Responding to the shooting difficulties, the Jazz went inside, but even those easy shots were missing. The Jazz made only 12 of their 32 layups and dunks on the night, half of which came from Derrick Favors, who probably had the Jazz’s best game, with 21 points on 8-of-16 shooting.

The bricks didn’t stop the sellout crowd of 20,011 at Arena Ciudad de Mexico from enjoying the game, though. The fans — there were definitely more in attendance wearing Jazz gear than Orlando gear, though the Magic were the home team for the game — whistled when players were at the free-throw line and started a wave in the game’s final minutes.

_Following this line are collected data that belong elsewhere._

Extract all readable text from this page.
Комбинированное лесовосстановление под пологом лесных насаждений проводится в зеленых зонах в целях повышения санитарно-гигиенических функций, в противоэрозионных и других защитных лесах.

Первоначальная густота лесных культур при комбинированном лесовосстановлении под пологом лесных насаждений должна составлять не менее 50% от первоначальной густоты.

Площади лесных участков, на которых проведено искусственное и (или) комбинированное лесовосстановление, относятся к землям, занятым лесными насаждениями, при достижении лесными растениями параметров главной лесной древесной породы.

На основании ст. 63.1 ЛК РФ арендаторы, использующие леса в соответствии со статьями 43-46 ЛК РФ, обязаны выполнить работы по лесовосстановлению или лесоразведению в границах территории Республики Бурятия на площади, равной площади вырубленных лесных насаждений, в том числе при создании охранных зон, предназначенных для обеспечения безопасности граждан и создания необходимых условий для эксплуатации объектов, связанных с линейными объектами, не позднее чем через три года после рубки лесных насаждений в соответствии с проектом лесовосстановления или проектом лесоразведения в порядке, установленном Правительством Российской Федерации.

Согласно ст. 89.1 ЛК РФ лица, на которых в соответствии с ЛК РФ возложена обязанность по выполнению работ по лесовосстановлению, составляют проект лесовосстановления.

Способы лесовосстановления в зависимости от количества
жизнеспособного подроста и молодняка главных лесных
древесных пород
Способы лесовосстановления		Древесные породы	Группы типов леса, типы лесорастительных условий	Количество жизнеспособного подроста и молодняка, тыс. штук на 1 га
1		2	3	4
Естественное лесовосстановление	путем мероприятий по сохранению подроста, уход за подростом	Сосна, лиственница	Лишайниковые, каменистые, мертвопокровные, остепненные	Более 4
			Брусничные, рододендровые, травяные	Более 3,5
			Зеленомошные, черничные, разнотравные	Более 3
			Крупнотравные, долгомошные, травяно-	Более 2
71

The Jazz had a six-point fourth-quarter lead, but efficient scoring from Terrence Ross (19 points, 8-of-9 shooting) turned things around for the Magic early in the quarter. Orlando’s fourth-quarter total of 41 points was bolstered by free throws in the game’s final minute, but still reflects how the Jazz let their defense slip. At a certain point, the inability of the team to score impacted the level of the defense to hold firm at the other end.

“We played defense, we played defense well. But at the end of the day, if you don’t make shots, it changes the game,” Mitchell said. “Our defense just has to step up even more, and it just didn’t at the game.”

The loss moves the Jazz back to two games below .500, heading into Houston against a Rockets team that has won their last two in impressive fashion. The Magic, meanwhile, move to 14-15. For Utah, it’s their last game against a team that missed the playoffs last season until Dec. 29, when they’ll get the opportunity to play the New York Knicks.

Storylines
• The Jazz couldn’t shoot straight. They also couldn’t make layups. The team shot just 32 percent overall, including 23 percent from three and just 37 percent around the rim.
• Utah had a six-point lead at the beginning of the fourth quarter, but lost it after Terrence Ross led the Magic to 41 points in the fourth. Orlando had scored only 33 points in the entire first half.
• A sellout crowd of 20,011 largely first-time NBA game attendees made the atmosphere a unique experience in Mexico City.